Wednesday, January 25, 2012

Did Obama's State of the Union abandon his focus on income inequality?

I didn't watch President Obama's speech last night, so I have no comments of my own. But I recommend reading what Mickey Kaus, Matthew Yglesias, and Andrew Sullivan have to say about it.

Here's one of Kaus's points:

In his allegedly table-setting, voice-finding December Kansas manifesto, Obama made a big deal about rising money inequality, citing statistics on the relative growth of the ”average income of the top 1%,” referencing the Occupy movement, etc. There was none of that in Tuesday’s speech. Obama only wants “an economy where everyone gets a fair shot, everyone does their fair share, and everyone plays by the same set of rules.” He didn’t say everyone “gets their fair share.” That’s not money-equalizing populism[.] It’s moderate Republicanism.
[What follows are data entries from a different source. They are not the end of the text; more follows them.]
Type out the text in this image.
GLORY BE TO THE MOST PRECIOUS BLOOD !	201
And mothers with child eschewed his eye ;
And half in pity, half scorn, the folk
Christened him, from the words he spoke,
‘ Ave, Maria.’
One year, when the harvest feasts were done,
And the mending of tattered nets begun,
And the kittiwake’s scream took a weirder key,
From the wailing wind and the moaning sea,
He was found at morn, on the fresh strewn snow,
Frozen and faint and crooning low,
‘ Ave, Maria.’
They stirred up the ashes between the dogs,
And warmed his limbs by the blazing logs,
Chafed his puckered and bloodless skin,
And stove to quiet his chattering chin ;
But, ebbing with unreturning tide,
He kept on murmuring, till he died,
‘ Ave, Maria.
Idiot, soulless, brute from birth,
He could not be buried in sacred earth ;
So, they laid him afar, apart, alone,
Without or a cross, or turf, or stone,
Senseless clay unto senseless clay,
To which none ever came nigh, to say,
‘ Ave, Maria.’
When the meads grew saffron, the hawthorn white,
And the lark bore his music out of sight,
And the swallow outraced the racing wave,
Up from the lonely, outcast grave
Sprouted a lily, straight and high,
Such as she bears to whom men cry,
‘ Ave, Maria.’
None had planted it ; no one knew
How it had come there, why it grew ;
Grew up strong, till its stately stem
Looks like Walter Russell Mead was right – [the Kansas speech] was just a ploy to stroke Obama’s left base, quickly abandoned when more Americans were paying attention. Or else it polled as badly as he suspected it would. Sorry, E.J. … (Don’t tell me about the Buffet Rule: Obama pitched his higher top tax rate for “millionaires” as a way to ensure equal sacrifice (as anticipated by W. Galston) not as a way to help reverse the growing income inequality trend.)
Yglesias writes:
Obama pledged to support “every risk-taker and entrepreneur who aspires to become the next Steve Jobs,” perhaps making him the only person in America who didn’t read the New York Times story over the weekend about how Apple’s products are all built in Asia.

The right lesson to take from Apple might be that an economic agenda whose “blueprint begins with American manufacturing” is misguided. South Korea, Taiwan, and China all have us beat as builders of electronics. But the world’s leading mobile electronics maker is headquartered in the United States of America and it’s insanely popular. That’s because the greatest value in the electronics business is in the industrial design, the software engineering, the marketing, and the combination of research and intuition that help you figure out what products people will want. Manufacturing, as a statistical category, is more arbitrary than people realize. There’s no inherently greater virtue in putting tuna into a can . . . than in preparing a seared tuna appetizer . . . . If people aspire to remodel kitchens or teach yoga or treat illness or be hair stylists or be chefs or, God forbid, Internet columnists . . . there’s nothing wrong with that.